La médecine commence avant l’image
Il est devenu banal d’arriver en consultation avec une radiographie ou une IRM déjà commentée, parfois avec une conclusion qui ressemble presque à une décision : « il n’y a plus de cartilage », « le ménisque est déchiré », « le labrum est fissuré ». Pourtant, une image décrit une structure. Elle ne dit pas à elle seule pourquoi une personne a mal, ce qu’elle a perdu dans sa vie quotidienne, ni ce qu’une opération lui rendrait réellement. La première étape reste donc de remettre l’image à sa place : importante, souvent indispensable, mais jamais souveraine.
Traiter sans opérer n’est pas attendre
Le traitement non chirurgical n’est pas une salle d’attente avant la chirurgie. Renforcement, physiothérapie, adaptation de charge, activité physique, médicaments ou injections ont chacun une place différente. Lorsqu’ils permettent à un patient de vivre, marcher, travailler ou faire du sport à un niveau qui lui convient, ils ont atteint leur objectif.
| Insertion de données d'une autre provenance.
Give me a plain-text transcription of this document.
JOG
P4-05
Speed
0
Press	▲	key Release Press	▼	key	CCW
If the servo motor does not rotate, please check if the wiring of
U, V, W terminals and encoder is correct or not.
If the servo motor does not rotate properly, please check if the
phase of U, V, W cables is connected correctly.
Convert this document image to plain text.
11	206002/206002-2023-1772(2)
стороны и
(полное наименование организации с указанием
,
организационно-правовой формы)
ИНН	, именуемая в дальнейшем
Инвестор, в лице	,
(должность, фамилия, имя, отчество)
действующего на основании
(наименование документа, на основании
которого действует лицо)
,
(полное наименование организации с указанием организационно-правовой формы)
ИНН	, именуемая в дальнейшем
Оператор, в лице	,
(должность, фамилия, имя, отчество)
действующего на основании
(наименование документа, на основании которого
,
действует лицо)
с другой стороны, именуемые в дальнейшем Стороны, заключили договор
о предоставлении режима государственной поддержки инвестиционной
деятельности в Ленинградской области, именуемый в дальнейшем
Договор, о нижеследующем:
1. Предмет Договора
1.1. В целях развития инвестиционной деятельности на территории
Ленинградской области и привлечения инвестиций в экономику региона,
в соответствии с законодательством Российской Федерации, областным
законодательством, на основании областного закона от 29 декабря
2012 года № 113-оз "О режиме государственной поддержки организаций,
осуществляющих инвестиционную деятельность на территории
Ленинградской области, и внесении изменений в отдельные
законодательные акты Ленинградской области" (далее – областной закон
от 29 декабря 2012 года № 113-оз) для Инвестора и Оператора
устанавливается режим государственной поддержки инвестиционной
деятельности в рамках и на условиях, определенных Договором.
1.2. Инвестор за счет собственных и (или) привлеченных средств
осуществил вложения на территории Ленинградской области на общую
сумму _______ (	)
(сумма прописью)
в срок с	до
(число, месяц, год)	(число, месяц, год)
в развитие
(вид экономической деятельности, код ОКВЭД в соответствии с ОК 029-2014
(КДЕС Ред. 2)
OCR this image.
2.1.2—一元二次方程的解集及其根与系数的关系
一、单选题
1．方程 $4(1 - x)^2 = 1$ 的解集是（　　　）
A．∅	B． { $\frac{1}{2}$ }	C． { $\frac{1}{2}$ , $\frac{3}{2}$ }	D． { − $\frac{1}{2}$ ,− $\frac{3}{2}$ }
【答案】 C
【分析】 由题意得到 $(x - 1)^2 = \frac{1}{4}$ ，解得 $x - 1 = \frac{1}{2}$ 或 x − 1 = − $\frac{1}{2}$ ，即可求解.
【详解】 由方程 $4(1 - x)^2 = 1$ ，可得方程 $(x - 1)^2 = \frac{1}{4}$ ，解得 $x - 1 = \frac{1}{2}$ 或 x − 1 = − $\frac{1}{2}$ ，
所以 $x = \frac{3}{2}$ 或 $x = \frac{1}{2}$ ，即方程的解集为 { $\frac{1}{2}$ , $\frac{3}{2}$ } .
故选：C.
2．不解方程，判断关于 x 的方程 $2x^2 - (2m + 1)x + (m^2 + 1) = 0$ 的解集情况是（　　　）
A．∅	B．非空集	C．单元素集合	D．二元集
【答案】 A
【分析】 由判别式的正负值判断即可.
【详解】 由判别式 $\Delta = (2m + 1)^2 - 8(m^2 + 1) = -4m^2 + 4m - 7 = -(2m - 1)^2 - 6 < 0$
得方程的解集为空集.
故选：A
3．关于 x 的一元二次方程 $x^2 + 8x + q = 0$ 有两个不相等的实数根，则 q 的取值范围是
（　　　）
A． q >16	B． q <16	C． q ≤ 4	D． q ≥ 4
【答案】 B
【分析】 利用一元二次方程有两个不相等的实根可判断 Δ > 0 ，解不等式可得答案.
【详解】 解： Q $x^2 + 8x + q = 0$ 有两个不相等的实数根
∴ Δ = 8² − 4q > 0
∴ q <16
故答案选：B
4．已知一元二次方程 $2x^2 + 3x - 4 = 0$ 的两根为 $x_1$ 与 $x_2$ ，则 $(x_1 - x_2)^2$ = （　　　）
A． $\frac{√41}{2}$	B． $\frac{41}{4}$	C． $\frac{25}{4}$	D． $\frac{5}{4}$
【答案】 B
À l’inverse, répéter indéfiniment une stratégie qui ne fonctionne plus n’est pas nécessairement plus conservateur : cela peut simplement prolonger une limitation devenue inutile.
Une opération doit avoir une cible
Avant une intervention, j’essaie de pouvoir expliquer en une phrase ce que l’on cherche à corriger. Une articulation détruite et douloureuse, une instabilité ligamentaire, une lésion traumatique réparable, un défaut mécanique cohérent avec les symptômes : ce sont des cibles. « Parce que l’IRM est anormale » n’en est pas une. Cette discipline est particulièrement importante en orthopédie, où les anomalies d’imagerie deviennent fréquentes avec l’âge alors que toutes ne sont pas symptomatiques.
Personnaliser ne signifie pas compliquer
Une grande partie de l’évolution récente de la chirurgie orthopédique vise à moins standardiser. Chaque hanche et chaque genou ont une anatomie, un équilibre ligamentaire, une histoire et des objectifs propres. Personnaliser peut vouloir dire adapter un implant, un alignement ou une stratégie de stabilité ; cela peut aussi vouloir dire décider qu’une technique sophistiquée n’apporte rien dans un cas simple. La personnalisation n’est pas la multiplication des technologies, mais l’adaptation de la décision.
La technologie reste un outil
La robotique, la planification 3D ou les implants sur mesure offrent des possibilités de mesure et de précision qui étaient difficiles à obtenir auparavant. J’y vois une aide importante, notamment lorsqu’il s’agit d’objectiver l’anatomie ou l’équilibre ligamentaire. Mais la précision d’une coupe ou d’un angle n’est pas un résultat clinique. Le patient attend de moins souffrir, de bouger, de retrouver ses activités. Une technologie n’a de valeur que si elle sert ce projet.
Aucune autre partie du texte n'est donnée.